Warum beschäftigen sich circa 20 Jugendliche in ihrer Freizeit ausgiebig mit Texten von Georg Büchner, Alexander von Humboldt oder Bertolt Brecht, und wie kommt man auf die Idee, dass Georg Büchner wohl heute Mitglied bei den Grünen wäre?
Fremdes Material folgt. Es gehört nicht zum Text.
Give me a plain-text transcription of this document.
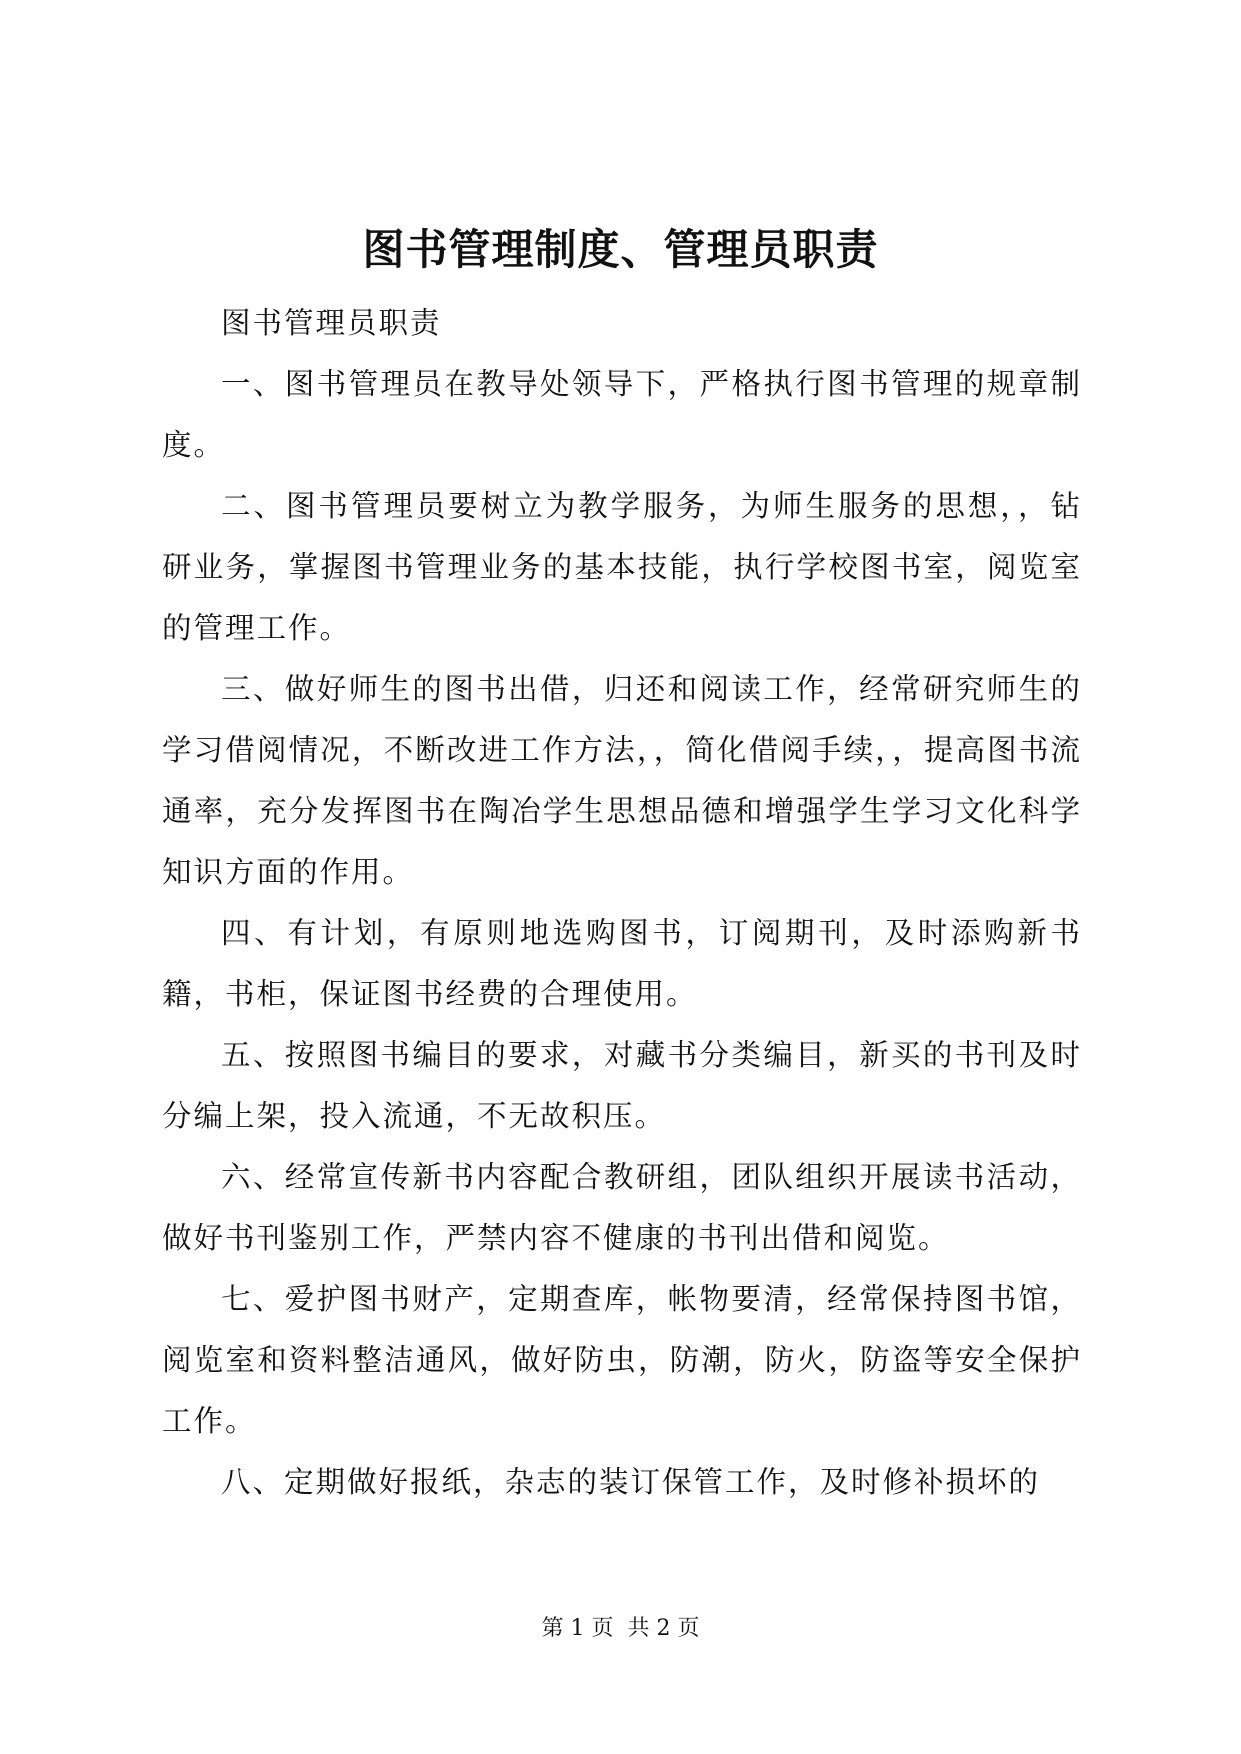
图书管理制度、管理员职责

图书管理员职责

一、图书管理员在教导处领导下，严格执行图书管理的规章制度。

二、图书管理员要树立为教学服务，为师生服务的思想，，钻研业务，掌握图书管理业务的基本技能，执行学校图书室，阅览室的管理工作。

三、做好师生的图书出借，归还和阅读工作，经常研究师生的学习借阅情况，不断改进工作方法，，简化借阅手续，，提高图书流通率，充分发挥图书在陶冶学生思想品德和增强学生学习文化科学知识方面的作用。

四、有计划，有原则地选购图书，订阅期刊，及时添购新书籍，书柜，保证图书经费的合理使用。

五、按照图书编目的要求，对藏书分类编目，新买的书刊及时分编上架，投入流通，不无故积压。

六、经常宣传新书内容配合教研组，团队组织开展读书活动，做好书刊鉴别工作，严禁内容不健康的书刊出借和阅览。

七、爱护图书财产，定期查库，帐物要清，经常保持图书馆，阅览室和资料整洁通风，做好防虫，防潮，防火，防盗等安全保护工作。

八、定期做好报纸，杂志的装订保管工作，及时修补损坏的

第 1 页  共 2 页
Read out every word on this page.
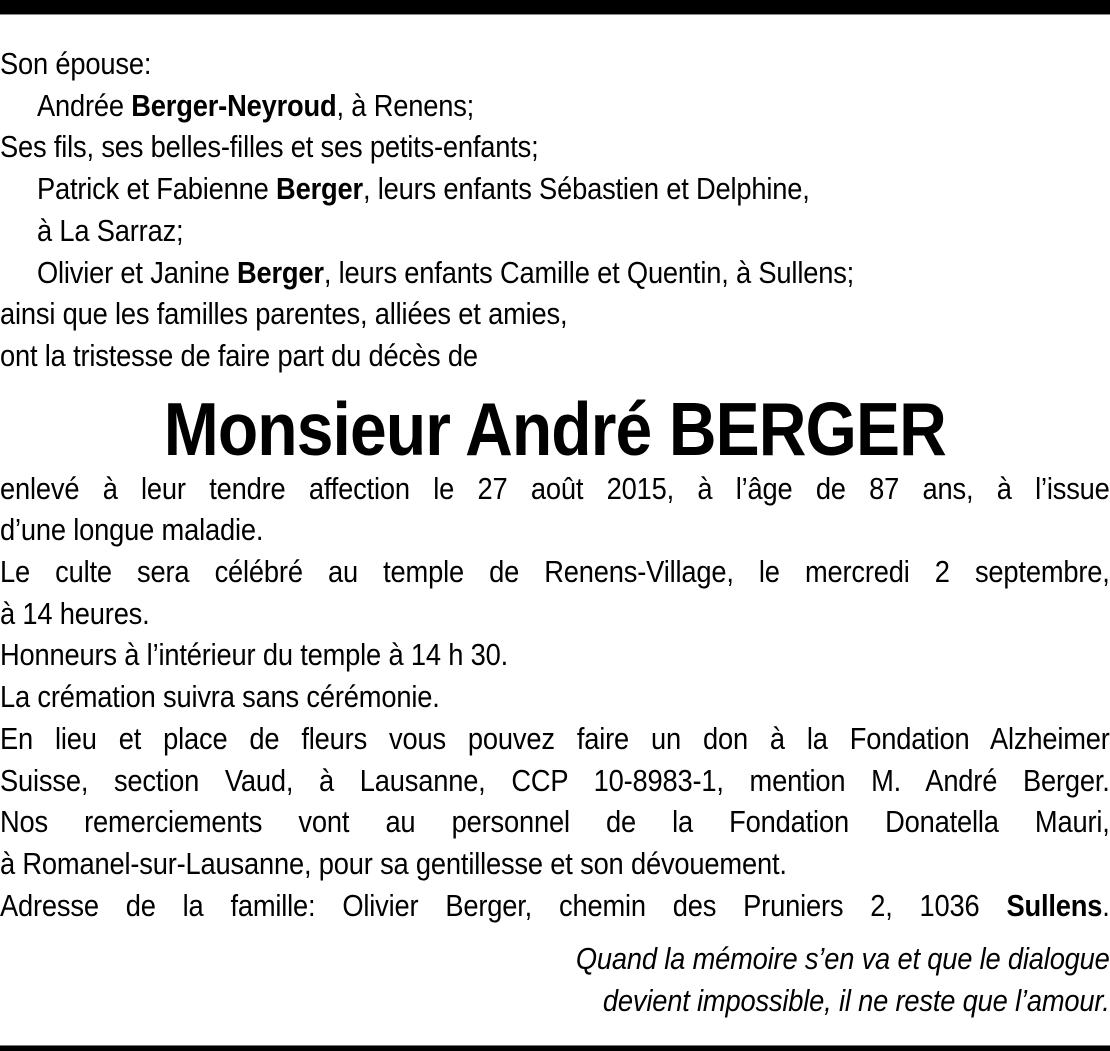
Son épouse:
Andrée Berger-Neyroud, à Renens;
Ses fils, ses belles-filles et ses petits-enfants;
Patrick et Fabienne Berger, leurs enfants Sébastien et Delphine,
à La Sarraz;
Olivier et Janine Berger, leurs enfants Camille et Quentin, à Sullens;
ainsi que les familles parentes, alliées et amies,
ont la tristesse de faire part du décès de
Monsieur André BERGER
enlevé à leur tendre affection le 27 août 2015, à l’âge de 87 ans, à l’issue
d’une longue maladie.
Le culte sera célébré au temple de Renens-Village, le mercredi 2 septembre,
à 14 heures.
Honneurs à l’intérieur du temple à 14 h 30.
La crémation suivra sans cérémonie.
En lieu et place de fleurs vous pouvez faire un don à la Fondation Alzheimer
Suisse, section Vaud, à Lausanne, CCP 10-8983-1, mention M. André Berger.
Nos remerciements vont au personnel de la Fondation Donatella Mauri,
à Romanel-sur-Lausanne, pour sa gentillesse et son dévouement.
Adresse de la famille: Olivier Berger, chemin des Pruniers 2, 1036 Sullens.
Quand la mémoire s’en va et que le dialogue
devient impossible, il ne reste que l’amour.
Diese und andere Fragen werden beantwortet, wenn man sich die Theatergruppe des „rohestheater“ in der Mies-van-der-Rohe-Schule in Aachen anschaut. Die Jugendlichen im Alter von 16 bis 22 Jahren studieren hier am Berufskolleg für Technik unter der Leitung von Eckhard Debour erfolgreich verschiedenste Theaterstücke ein. Das letzte Theaterstück „Heilige Schlachthöfe“ – eine Anlehnung an „die Heilige Johanna der Schlachthöfe“ von Bertolt Brecht –, wurde nun sogar in Vertretung für das Land Nordrhein-Westfalen beim Schultheater der Länder (SDL) in Berlin aufgeführt. Doch zurück zu den Fragen: Im Grunde ist es ziemlich einfach, die erste Frage zu beantworten, denn was schon nach den ersten zehn Minuten einer Theaterprobe im „rohestheater“ auffällt, ist, dass Büchner, Humboldt oder Brecht hier richtig lebendig werden. In dem neuen Theaterstück über Georg Büchners Leben beginnen die Jugendlichen sich mit Hilfe von Improvisationen in die Situation von Woyzeck oder anderen Charakteren aus Georg Büchners Dramen hinein zu fühlen und sie durch eigenes Ausprobieren zu verstehen. Da kann es passieren, dass während einer Diskussion über den Unterschied zwischen telelogischem und philosophischem Weltbild aus Georg Büchners Probevorlesung von 1836 schon mal eine Stunde ins Land geht. Eckhard Debour weiß, dass manche Texte zunächst einmal ziemlich kompliziert klingen, und hatte anfangs auch Sorge, dass die Schüler die Texte Büchners inhaltlich nicht verstehen würden. Schaut man sich jedoch die Arbeit der Jugendlichen für das neue Stück an, dann wird ziemlich schnell klar, dass die Sorge völlig unberechtigt war und die Jugendlichen begeistert versuchen, sich in die Gedankengänge Büchners hineinzuversetzen, und dass Vertrauen in die Jugendlichen natürlich auch Motivation weckt, weiterzumachen. Eckhard Debour ist es dabei wichtig, dass die Schüler auch wirklich verstehen, was sie später auf der Bühne sagen: „Man Kann nur ein Gefühl für die Rolle entwickeln, wenn man sie auch inhaltlich nachvollziehen kann, und man sollte eine Rolle übernehmen, bei der man Gefühle hat, die man von sich selbst kennt“, sagt er.
Die Arbeitsweise zu Beginn eines neuen Stücks ist dabei auf diese Aussage ausgerichtet. Alle Beteiligten erarbeiten zunächst in kleinen Gruppen Improvisationen, in denen sie den Text verstehen und ein Gefühl für die Rollen entwickeln, die sie später auf der Bühne darstellen werden. Die Form ist dabei erst einmal wichtiger als der Inhalt. Es wird geschrien, auf Stühlen auf und ab gesprungen und es kann auch sein, das ein völlig verrückter König seine dümmlichen Untertanen durch die Gegend schickt, um nach etwas zu suchen, das es gar nicht gibt. Klar ist in jedem Fall, dass jeder sich selbst in seiner Rolle ausprobieren kann. Abschließend werden noch die Ergebnisse der Kleingruppen besprochen und es entstehen gleichzeitig schon Ideen für einen möglichen Bühnenaufbau oder die Kostüme. Die Jugendlichen sagen: „Schauspiel macht einfach Spaß und man bekommt durch das Schlüpfen in eine Rolle die Möglichkeit, sich selber auszuprobieren.“ „Schauspiel ist für die Persönlichkeitsbildung außerhalb des Unterrichts unglaublich wichtig, es bedeutet Selbsterkennung, Selbsterfahrung, stärkt das Rückgrat und macht die Schüler auch im Unterricht mutiger“, sagt Eckhard Debour. Er selbst hat mit dem Schauspiel schon vor 20 Jahren, während seiner Referendarzeit als Lehrer für Deutsch und Religion, angefangen und findet, dass das Schauspiel im regulären Deutschunterricht viel zu wenig Aufmerksamkeit bekommt. Georg Büchner wäre heute übrigens bei den Grünen, weil er glaubt, dass man das geistig-ideelle mit dem materialistisch-ökonomischem Denken verbinden muss, um die besten Resultate in Bezug auf jede Lebenssituation zu erzielen.